The reproduction number is crucial to the population-level modelling, which is then used to inform something else: the potential impact that Covid-19 will have on our hospital system at any given time. This is known as capacity modelling.

And capacity modelling is about two main things: time and space.

"It takes a while for them to become ill, to get tested, to turn up at hospital. So, there's already a lag between the disease onset and turning up in hospital," said Dr Seán Lyons, an ESRI economist who works on capacity modelling for NPHET.

"Once they get to hospital, if they're going to get severe illness, there's probably a further lag. We assume, say, three days between going into a normal hospital bed and needing critical care," he told Prime Time Explained.

If you’ve a lot of people on the road to hospital, you’ll eventually run out of space on the wards.

NPHET now operates on the assumption that, for every 1,000 cases in people under 45 years old, there’ll be 12 hospitalisations and a single admission to ICU.

Older cohorts are more likely to experience severe illness. For those in the 45-to-64 bracket, there will be 50 hospitalisations, 10 admitted to ICU, and three deaths.

1000 cases of people over 65? More again. 100 hospitalisations, 30 ICU admissions, and 30 deaths.

NPHET is pretty confident about these numbers, but they’re not perfectly precise – as the modellers themselves tend to underline.

"Models are just a representation of what might happen, and there is simplification inevitably and especially with as many elements feeding into it," said Dr Lyons.

"Of course, it's accepted that the model is only as good as the the data, the expertise that is used to create them," said Dr More.

Knowing how many people will need ICU treatment is important, but to project capacity, NPHET also analyses how long those beds will be needed.

Somewhat counterintuitively, younger patients who do end up in ICU can have a greater impact on resources. Since they’re more likely to survive, they can end up spending a long time in critical care.

"This is a severe disease in patients, who get quite sick and don't get out of ICU for quite a while. Some patients have an even longer stay – up to 30 days," said Dr Michael Power, an intensive care specialist at Beaumont Hospital.

"And we had one patient, who thankfully has gone home, but was in the ICU for 60 days."

All that means, by looking at the case data as it comes in, analysing the age profiles, and examining the capacity in the system, the modellers believe they can confidently predict the likely impact of last week’s cases on next month’s hospital wards.

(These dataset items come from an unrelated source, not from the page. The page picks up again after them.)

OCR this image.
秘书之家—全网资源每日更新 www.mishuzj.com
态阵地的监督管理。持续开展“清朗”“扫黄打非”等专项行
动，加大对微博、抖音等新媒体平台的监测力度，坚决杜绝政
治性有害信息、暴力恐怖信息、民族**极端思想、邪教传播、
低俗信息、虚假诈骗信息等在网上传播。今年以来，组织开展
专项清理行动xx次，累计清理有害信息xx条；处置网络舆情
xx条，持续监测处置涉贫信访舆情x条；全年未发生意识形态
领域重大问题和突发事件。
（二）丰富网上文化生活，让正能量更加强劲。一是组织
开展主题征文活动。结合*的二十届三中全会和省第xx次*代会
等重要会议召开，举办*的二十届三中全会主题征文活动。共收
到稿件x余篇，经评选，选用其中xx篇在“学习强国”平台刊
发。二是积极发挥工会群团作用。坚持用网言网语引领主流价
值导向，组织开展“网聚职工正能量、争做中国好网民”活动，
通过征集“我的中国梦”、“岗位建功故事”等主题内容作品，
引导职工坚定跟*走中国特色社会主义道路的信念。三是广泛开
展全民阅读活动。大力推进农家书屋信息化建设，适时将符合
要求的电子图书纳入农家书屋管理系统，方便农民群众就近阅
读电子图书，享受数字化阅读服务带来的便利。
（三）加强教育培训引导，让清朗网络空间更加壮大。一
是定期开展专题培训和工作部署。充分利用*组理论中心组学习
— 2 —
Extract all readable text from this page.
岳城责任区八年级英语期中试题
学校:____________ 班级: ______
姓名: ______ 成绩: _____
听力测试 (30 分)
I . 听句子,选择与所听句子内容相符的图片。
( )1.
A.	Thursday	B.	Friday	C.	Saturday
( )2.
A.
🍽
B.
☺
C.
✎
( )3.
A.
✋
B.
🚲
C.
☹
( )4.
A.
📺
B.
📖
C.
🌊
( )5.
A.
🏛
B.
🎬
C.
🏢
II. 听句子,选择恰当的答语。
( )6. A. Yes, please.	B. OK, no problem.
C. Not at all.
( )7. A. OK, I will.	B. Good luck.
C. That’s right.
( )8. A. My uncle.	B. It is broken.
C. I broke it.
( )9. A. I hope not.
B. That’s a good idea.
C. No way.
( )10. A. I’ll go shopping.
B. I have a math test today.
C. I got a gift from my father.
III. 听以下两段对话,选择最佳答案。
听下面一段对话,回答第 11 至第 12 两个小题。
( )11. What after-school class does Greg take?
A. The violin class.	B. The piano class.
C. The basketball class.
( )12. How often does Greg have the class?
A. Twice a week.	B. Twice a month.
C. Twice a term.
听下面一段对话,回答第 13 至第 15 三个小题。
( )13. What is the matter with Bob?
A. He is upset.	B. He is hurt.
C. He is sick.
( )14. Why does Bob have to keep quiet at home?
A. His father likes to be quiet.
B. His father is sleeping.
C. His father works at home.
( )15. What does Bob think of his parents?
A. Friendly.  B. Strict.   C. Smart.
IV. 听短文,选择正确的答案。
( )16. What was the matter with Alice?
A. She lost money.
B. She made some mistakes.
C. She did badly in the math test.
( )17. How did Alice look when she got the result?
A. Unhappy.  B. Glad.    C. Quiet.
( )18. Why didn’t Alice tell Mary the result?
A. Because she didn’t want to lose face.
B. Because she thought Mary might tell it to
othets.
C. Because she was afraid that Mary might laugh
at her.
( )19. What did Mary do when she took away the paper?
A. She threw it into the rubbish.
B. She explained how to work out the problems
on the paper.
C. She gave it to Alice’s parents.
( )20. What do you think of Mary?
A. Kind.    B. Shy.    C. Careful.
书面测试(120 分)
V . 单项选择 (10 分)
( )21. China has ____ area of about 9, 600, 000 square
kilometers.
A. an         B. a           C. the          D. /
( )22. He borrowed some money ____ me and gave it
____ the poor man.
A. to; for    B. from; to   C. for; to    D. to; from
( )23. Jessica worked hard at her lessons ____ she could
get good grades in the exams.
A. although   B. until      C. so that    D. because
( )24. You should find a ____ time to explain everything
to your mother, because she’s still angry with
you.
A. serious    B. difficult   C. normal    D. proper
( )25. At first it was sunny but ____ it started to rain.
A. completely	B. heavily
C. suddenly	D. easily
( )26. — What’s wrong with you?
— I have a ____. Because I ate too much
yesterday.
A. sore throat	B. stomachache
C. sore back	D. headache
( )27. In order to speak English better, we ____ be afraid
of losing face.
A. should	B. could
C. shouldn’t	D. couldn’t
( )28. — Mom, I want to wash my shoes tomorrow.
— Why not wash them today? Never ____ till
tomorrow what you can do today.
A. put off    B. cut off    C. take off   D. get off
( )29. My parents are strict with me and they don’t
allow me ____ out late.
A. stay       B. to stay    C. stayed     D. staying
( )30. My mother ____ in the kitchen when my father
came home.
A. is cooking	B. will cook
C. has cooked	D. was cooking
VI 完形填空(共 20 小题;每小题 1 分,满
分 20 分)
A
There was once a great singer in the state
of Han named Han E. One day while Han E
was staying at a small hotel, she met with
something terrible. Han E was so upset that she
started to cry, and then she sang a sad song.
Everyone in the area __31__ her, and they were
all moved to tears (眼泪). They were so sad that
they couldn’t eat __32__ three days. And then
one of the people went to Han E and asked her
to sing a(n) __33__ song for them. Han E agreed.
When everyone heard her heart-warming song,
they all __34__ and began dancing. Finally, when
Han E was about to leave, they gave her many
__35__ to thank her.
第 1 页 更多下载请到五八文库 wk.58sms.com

In the coming days, as the Government weighs up when and how to introduce new restrictions, NPHET and its modelling sub-group will be looking at the case data as it comes in, analysing the age profiles, and examining the capacity in the system, to try to understand the likely impact of last week's cases on next month’s hospital wards.

The models might be a simplification, but they’re relied upon and trusted by NPHET. They will inform the key decisions that the Government will make in the coming days – decisions that will undoubtedly change lives and livelihoods after a very strange Christmas.